Княгиня собственноручно исследовала лимфоузлы в подмышечных впадинах, в паху. Повисшее молчание производило впечатление безнадёжно капающего осеннего дождика, и Александр Николаевич не в силах был более выдержать:
– Возможен недостаток не только в малом круге из-за плеврита, но и в большом…
– Как объяснить кровохарканье? – обратилась Вера Игнатьевна ко всем.
– Вероятно, скорее обязательно: туберкулёз! – поспешно выступил Белозерский, хотя княгиня обращалась не к нему.
– Лимфоузлы значительно увеличены и уплотнены, увы, даже бугристы. И вы бы знали это, господа, если бы дали себе труд исследовать их при поступлении ранним утром! – последнее было обращено к Белозерскому.
– Вера Игнатьевна, вы предполагаете рак? – несколько саркастично уточнил Хохлов. – Исключительно по аналогии с первым случаем, хотя я и не принимаю диагноз безоговорочно.
– Именно, Алексей Фёдорович. И у Алексея Семёнова, и у Степана Амирова – рак. У первого – кости, у второго – лёгких. То, что эти случаи идут подряд, ни о чём не говорит, кроме того, что они идут подряд.
– Но рак лёгких – редчайшая патология, в отличие от костномозговых сарком! – ворвался Александр Николаевич в дуэль профессора и ученицы. – За весь предыдущий век описано лишь одиннадцать случаев. Я понимаю, что их было значительно больше, но если бы их было действительно значительно больше, то и описано было бы не одиннадцать, а хотя бы сто одиннадцать или тысячу сто одиннадцать!
– Ещё будут, Александр Николаевич. Не было рака лёгких как такового – и вдруг в американских Штатах и Западной Европе случилась эпидемия, подбирающаяся и к нам. Небезосновательно полагаю, и не я одна, что сие есть прямое следствие технократической революции.
– Вера Игнатьевна, и всё-таки мы не можем утверждать наверняка, что у пациента рак лёгких.

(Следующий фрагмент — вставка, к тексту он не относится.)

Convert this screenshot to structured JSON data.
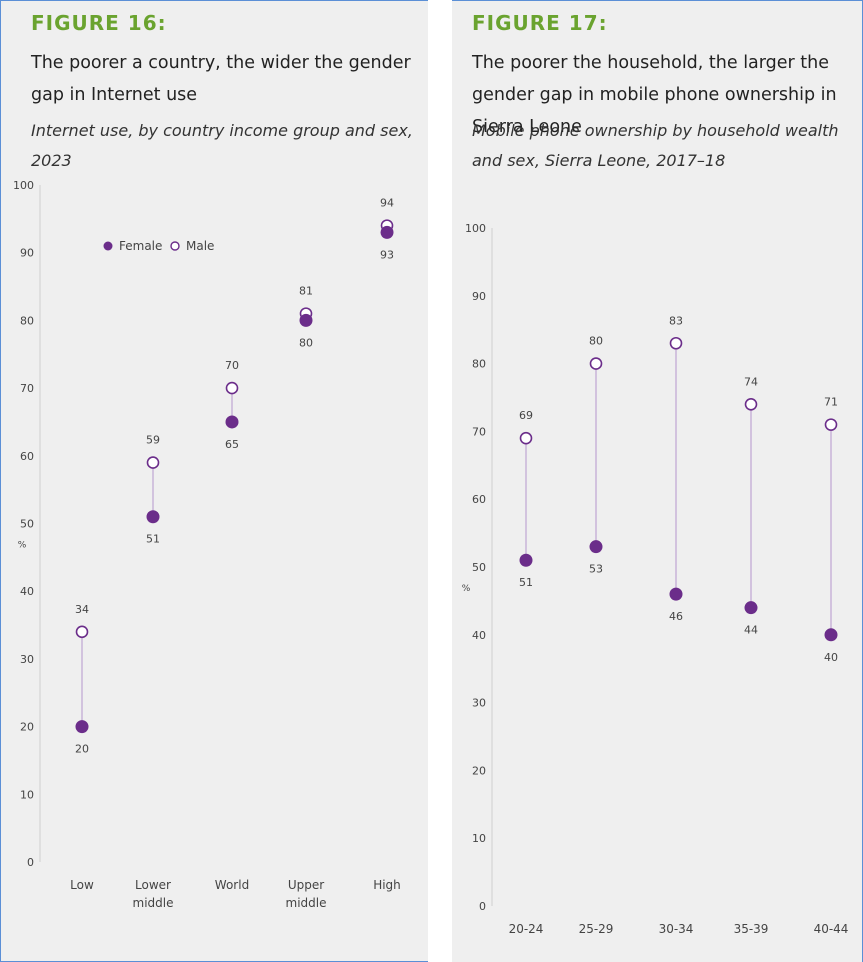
{
  "colors": {
    "female": "#6b2d8a",
    "male_stroke": "#6b2d8a",
    "connector": "#c9b4d8",
    "figure_label": "#6aa32f",
    "panel_bg": "#efefef"
  },
  "left_panel": {
    "figure_label": "FIGURE 16:",
    "title": "The poorer a country, the wider the gender gap in Internet use",
    "subtitle": "Internet use, by country income group and sex, 2023"
  },
  "right_panel": {
    "figure_label": "FIGURE 17:",
    "title": "The poorer the household, the larger the gender gap in mobile phone ownership in Sierra Leone",
    "subtitle": "Mobile phone ownership by household wealth and sex, Sierra Leone, 2017–18"
  },
  "chart_data": [
    {
      "type": "scatter",
      "title": "The poorer a country, the wider the gender gap in Internet use",
      "ylabel": "%",
      "ylim": [
        0,
        100
      ],
      "yticks": [
        0,
        10,
        20,
        30,
        40,
        50,
        60,
        70,
        80,
        90,
        100
      ],
      "categories": [
        [
          "Low"
        ],
        [
          "Lower",
          "middle"
        ],
        [
          "World"
        ],
        [
          "Upper",
          "middle"
        ],
        [
          "High"
        ]
      ],
      "series": [
        {
          "name": "Female",
          "values": [
            20,
            51,
            65,
            80,
            93
          ]
        },
        {
          "name": "Male",
          "values": [
            34,
            59,
            70,
            81,
            94
          ]
        }
      ],
      "legend": "top-left",
      "grid": false
    },
    {
      "type": "scatter",
      "title": "The poorer the household, the larger the gender gap in mobile phone ownership in Sierra Leone",
      "ylabel": "%",
      "ylim": [
        0,
        100
      ],
      "yticks": [
        0,
        10,
        20,
        30,
        40,
        50,
        60,
        70,
        80,
        90,
        100
      ],
      "categories": [
        [
          "20-24"
        ],
        [
          "25-29"
        ],
        [
          "30-34"
        ],
        [
          "35-39"
        ],
        [
          "40-44"
        ]
      ],
      "series": [
        {
          "name": "Female",
          "values": [
            51,
            53,
            46,
            44,
            40
          ]
        },
        {
          "name": "Male",
          "values": [
            69,
            80,
            83,
            74,
            71
          ]
        }
      ],
      "grid": false
    }
  ]
}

Простое решение, как правило, самое верное – именно методологически! Как вы сами изволили заметить, как раз методологии недостаёт молодым. Я буду постарше вас, и я бы не горячился с выводами…
– Это плохо? – перебил профессора Степан Амиров, дотоле внимавший беседе врачей, мало понимая, о чём они.

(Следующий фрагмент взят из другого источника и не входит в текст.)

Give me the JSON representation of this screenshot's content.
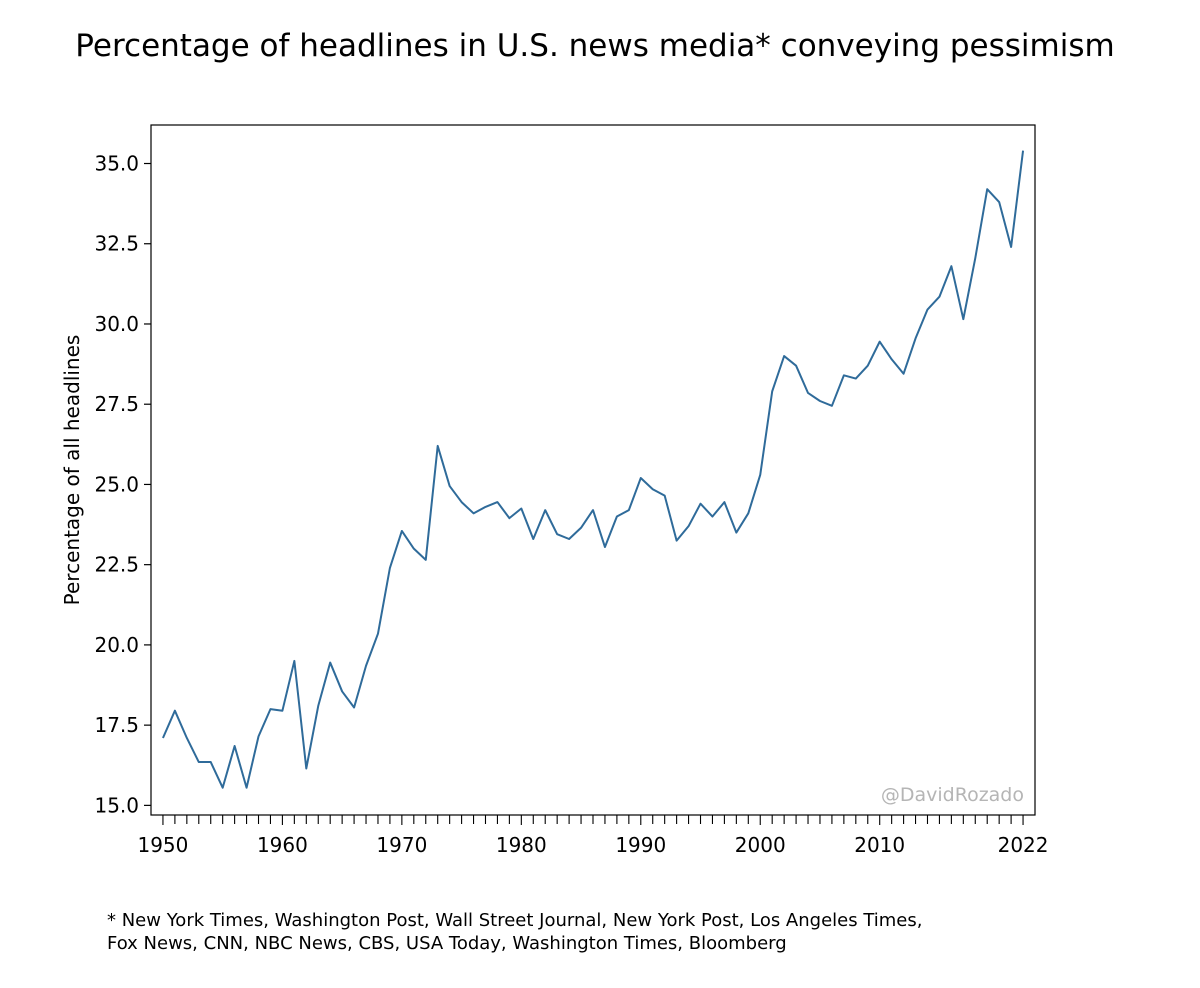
{
  "chart_data": {
    "type": "line",
    "title": "Percentage of headlines in U.S. news media* conveying pessimism",
    "xlabel": "",
    "ylabel": "Percentage of all headlines",
    "xlim": [
      1949,
      2023
    ],
    "ylim": [
      14.7,
      36.2
    ],
    "x_ticks": [
      1950,
      1960,
      1970,
      1980,
      1990,
      2000,
      2010,
      2022
    ],
    "y_ticks": [
      15.0,
      17.5,
      20.0,
      22.5,
      25.0,
      27.5,
      30.0,
      32.5,
      35.0
    ],
    "x_tick_labels": [
      "1950",
      "1960",
      "1970",
      "1980",
      "1990",
      "2000",
      "2010",
      "2022"
    ],
    "y_tick_labels": [
      "15.0",
      "17.5",
      "20.0",
      "22.5",
      "25.0",
      "27.5",
      "30.0",
      "32.5",
      "35.0"
    ],
    "grid": false,
    "line_color": "#2f6b9a",
    "watermark": "@DavidRozado",
    "x": [
      1950,
      1951,
      1952,
      1953,
      1954,
      1955,
      1956,
      1957,
      1958,
      1959,
      1960,
      1961,
      1962,
      1963,
      1964,
      1965,
      1966,
      1967,
      1968,
      1969,
      1970,
      1971,
      1972,
      1973,
      1974,
      1975,
      1976,
      1977,
      1978,
      1979,
      1980,
      1981,
      1982,
      1983,
      1984,
      1985,
      1986,
      1987,
      1988,
      1989,
      1990,
      1991,
      1992,
      1993,
      1994,
      1995,
      1996,
      1997,
      1998,
      1999,
      2000,
      2001,
      2002,
      2003,
      2004,
      2005,
      2006,
      2007,
      2008,
      2009,
      2010,
      2011,
      2012,
      2013,
      2014,
      2015,
      2016,
      2017,
      2018,
      2019,
      2020,
      2021,
      2022
    ],
    "values": [
      17.1,
      17.95,
      17.1,
      16.35,
      16.35,
      15.55,
      16.85,
      15.55,
      17.15,
      18.0,
      17.95,
      19.5,
      16.15,
      18.1,
      19.45,
      18.55,
      18.05,
      19.35,
      20.35,
      22.4,
      23.55,
      23.0,
      22.65,
      26.2,
      24.95,
      24.45,
      24.1,
      24.3,
      24.45,
      23.95,
      24.25,
      23.3,
      24.2,
      23.45,
      23.3,
      23.65,
      24.2,
      23.05,
      24.0,
      24.2,
      25.2,
      24.85,
      24.65,
      23.25,
      23.7,
      24.4,
      24.0,
      24.45,
      23.5,
      24.1,
      25.3,
      27.9,
      29.0,
      28.7,
      27.85,
      27.6,
      27.45,
      28.4,
      28.3,
      28.7,
      29.45,
      28.9,
      28.45,
      29.55,
      30.45,
      30.85,
      31.8,
      30.15,
      32.05,
      34.2,
      33.8,
      32.4,
      35.4
    ]
  },
  "footnote": {
    "line1": "* New York Times, Washington Post, Wall Street Journal, New York Post, Los Angeles Times,",
    "line2": "Fox News, CNN, NBC News, CBS, USA Today, Washington Times, Bloomberg"
  }
}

– Это – рак! – сказала Вера, обращаясь вовсе не к нему.
Она утверждала безошибочность своего диагноза, свою непогрешимость. Это страшно раздражало Хохлова. Но он был слишком академическим человеком старой школы, чтобы хоть что-то высказать ей при публике. Они просто буравили друг друга глазами.
– Почему технократия?! Нынче чуть что – сразу технократия! – выпалил Сашка Белозерский, мечтавший о мерседесе и уже почти выбивший его у отца. – Муссируется теория вирусной природы рака. Альберт Петрович Браунштейн, изучая опухолевые штаммы…

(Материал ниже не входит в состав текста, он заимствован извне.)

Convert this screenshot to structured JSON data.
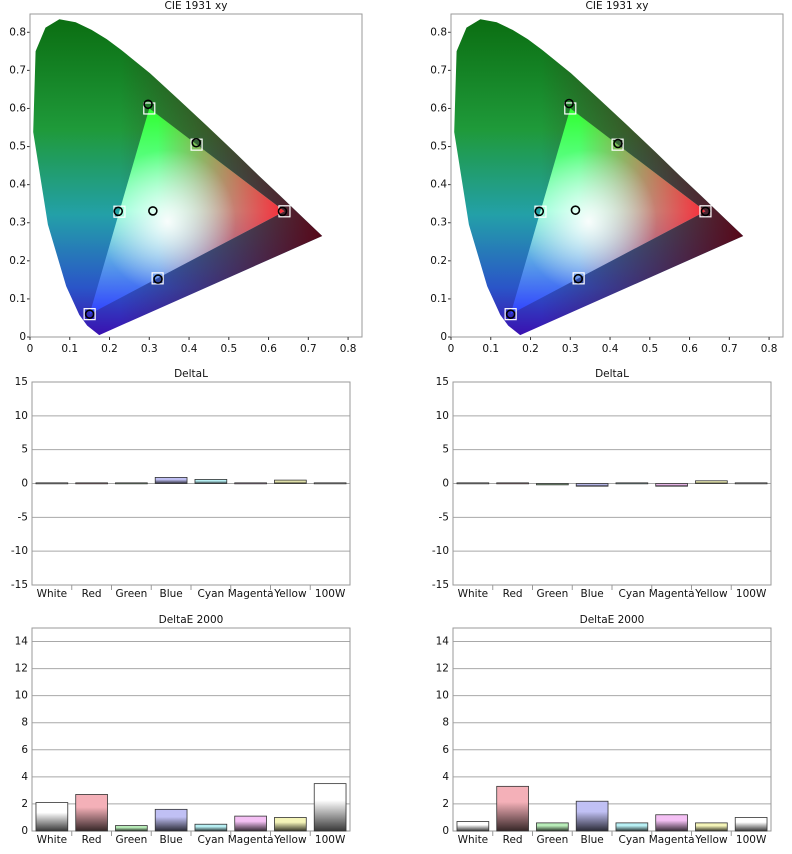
{
  "chart_data": [
    {
      "type": "scatter",
      "title": "CIE 1931 xy",
      "xlim": [
        0,
        0.835
      ],
      "ylim": [
        0,
        0.848
      ],
      "xticks": [
        0,
        0.1,
        0.2,
        0.3,
        0.4,
        0.5,
        0.6,
        0.7,
        0.8
      ],
      "yticks": [
        0,
        0.1,
        0.2,
        0.3,
        0.4,
        0.5,
        0.6,
        0.7,
        0.8
      ],
      "grid": false,
      "series": [
        {
          "marker": "square",
          "color": "#ffffff",
          "x": [
            0.64,
            0.3,
            0.15,
            0.225,
            0.321,
            0.419
          ],
          "values": [
            0.33,
            0.6,
            0.06,
            0.329,
            0.154,
            0.505
          ]
        },
        {
          "marker": "circle",
          "color": "#000000",
          "x": [
            0.635,
            0.297,
            0.15,
            0.222,
            0.322,
            0.418,
            0.309
          ],
          "values": [
            0.33,
            0.611,
            0.06,
            0.33,
            0.152,
            0.51,
            0.331
          ]
        }
      ]
    },
    {
      "type": "scatter",
      "title": "CIE 1931 xy",
      "xlim": [
        0,
        0.835
      ],
      "ylim": [
        0,
        0.848
      ],
      "xticks": [
        0,
        0.1,
        0.2,
        0.3,
        0.4,
        0.5,
        0.6,
        0.7,
        0.8
      ],
      "yticks": [
        0,
        0.1,
        0.2,
        0.3,
        0.4,
        0.5,
        0.6,
        0.7,
        0.8
      ],
      "grid": false,
      "series": [
        {
          "marker": "square",
          "color": "#ffffff",
          "x": [
            0.64,
            0.3,
            0.15,
            0.225,
            0.321,
            0.419
          ],
          "values": [
            0.33,
            0.6,
            0.06,
            0.329,
            0.154,
            0.505
          ]
        },
        {
          "marker": "circle",
          "color": "#000000",
          "x": [
            0.64,
            0.297,
            0.15,
            0.222,
            0.32,
            0.42,
            0.313
          ],
          "values": [
            0.33,
            0.613,
            0.06,
            0.33,
            0.153,
            0.508,
            0.333
          ]
        }
      ]
    },
    {
      "type": "bar",
      "title": "DeltaL",
      "categories": [
        "White",
        "Red",
        "Green",
        "Blue",
        "Cyan",
        "Magenta",
        "Yellow",
        "100W"
      ],
      "values": [
        0.1,
        0.1,
        0.1,
        0.9,
        0.6,
        0.1,
        0.5,
        0.1
      ],
      "colors": [
        "#ffffff",
        "#f4b0b8",
        "#b8ecb8",
        "#c0c0f4",
        "#b8f0f4",
        "#f4c0f4",
        "#f4f4b8",
        "#ffffff"
      ],
      "ylim": [
        -15,
        15
      ],
      "yticks": [
        -15,
        -10,
        -5,
        0,
        5,
        10,
        15
      ],
      "grid": true
    },
    {
      "type": "bar",
      "title": "DeltaL",
      "categories": [
        "White",
        "Red",
        "Green",
        "Blue",
        "Cyan",
        "Magenta",
        "Yellow",
        "100W"
      ],
      "values": [
        0.1,
        0.1,
        -0.2,
        -0.4,
        0.1,
        -0.4,
        0.4,
        0.1
      ],
      "colors": [
        "#ffffff",
        "#f4b0b8",
        "#b8ecb8",
        "#c0c0f4",
        "#b8f0f4",
        "#f4c0f4",
        "#f4f4b8",
        "#ffffff"
      ],
      "ylim": [
        -15,
        15
      ],
      "yticks": [
        -15,
        -10,
        -5,
        0,
        5,
        10,
        15
      ],
      "grid": true
    },
    {
      "type": "bar",
      "title": "DeltaE 2000",
      "categories": [
        "White",
        "Red",
        "Green",
        "Blue",
        "Cyan",
        "Magenta",
        "Yellow",
        "100W"
      ],
      "values": [
        2.1,
        2.7,
        0.4,
        1.6,
        0.5,
        1.1,
        1.0,
        3.5
      ],
      "colors": [
        "#ffffff",
        "#f4b0b8",
        "#b8ecb8",
        "#c0c0f4",
        "#b8f0f4",
        "#f4c0f4",
        "#f4f4b8",
        "#ffffff"
      ],
      "ylim": [
        0,
        15
      ],
      "yticks": [
        0,
        2,
        4,
        6,
        8,
        10,
        12,
        14
      ],
      "grid": true
    },
    {
      "type": "bar",
      "title": "DeltaE 2000",
      "categories": [
        "White",
        "Red",
        "Green",
        "Blue",
        "Cyan",
        "Magenta",
        "Yellow",
        "100W"
      ],
      "values": [
        0.7,
        3.3,
        0.6,
        2.2,
        0.6,
        1.2,
        0.6,
        1.0
      ],
      "colors": [
        "#ffffff",
        "#f4b0b8",
        "#b8ecb8",
        "#c0c0f4",
        "#b8f0f4",
        "#f4c0f4",
        "#f4f4b8",
        "#ffffff"
      ],
      "ylim": [
        0,
        15
      ],
      "yticks": [
        0,
        2,
        4,
        6,
        8,
        10,
        12,
        14
      ],
      "grid": true
    }
  ]
}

– Вирусы вирусами, а природу рака мошонки у трубочистов Потт показал полтора века назад! Сажа! – громогласно обрушился профессор на ординатора. Белозерскому пришёлся гнев, предназначавшийся княгине Данзайр. – Вы молоды, вы читаете! Как же вы упустили?! Во французском медицинском журнале пишут: катастрофическое увеличение опухолей дыхательных органов уже связали с бензиновым двигателем.
Сообразив, что он льёт воду на Верину мельницу, Хохлов опомнился и снизил градус, тише, но язвительнее обратившись к ней:
– Всё это оч-ч-чень хорошо, но чем новомодные теории могут помочь постановке диагноза нашему пациенту? Причём исключительно ухом!
– Господа хорошие! Доктора! – взмолился Амиров, – вы мне пропишите чего-нибудь, чтобы полегчало. Мне работать надо, у меня семья!
Тут все вспомнили, что в палате не место интермедиям, тем более уже забывшийся морфиновой грёзой Семёнов отчётливо простонал. Спит сознание, могущее подавить многое, если не всё, – спит и сторожевой пёс организма. Не спит только патологический процесс и боль, причиняемая им на самом генуинном уровне. Профессор красноречивым жестом отослал персонал на выход. И у себя в кабинете устроил ординаторам и студентам капитальный разнос. Веру он, разумеется, не трогал, решив переговорить с нею наедине. Позже… Вырастил на свою голову!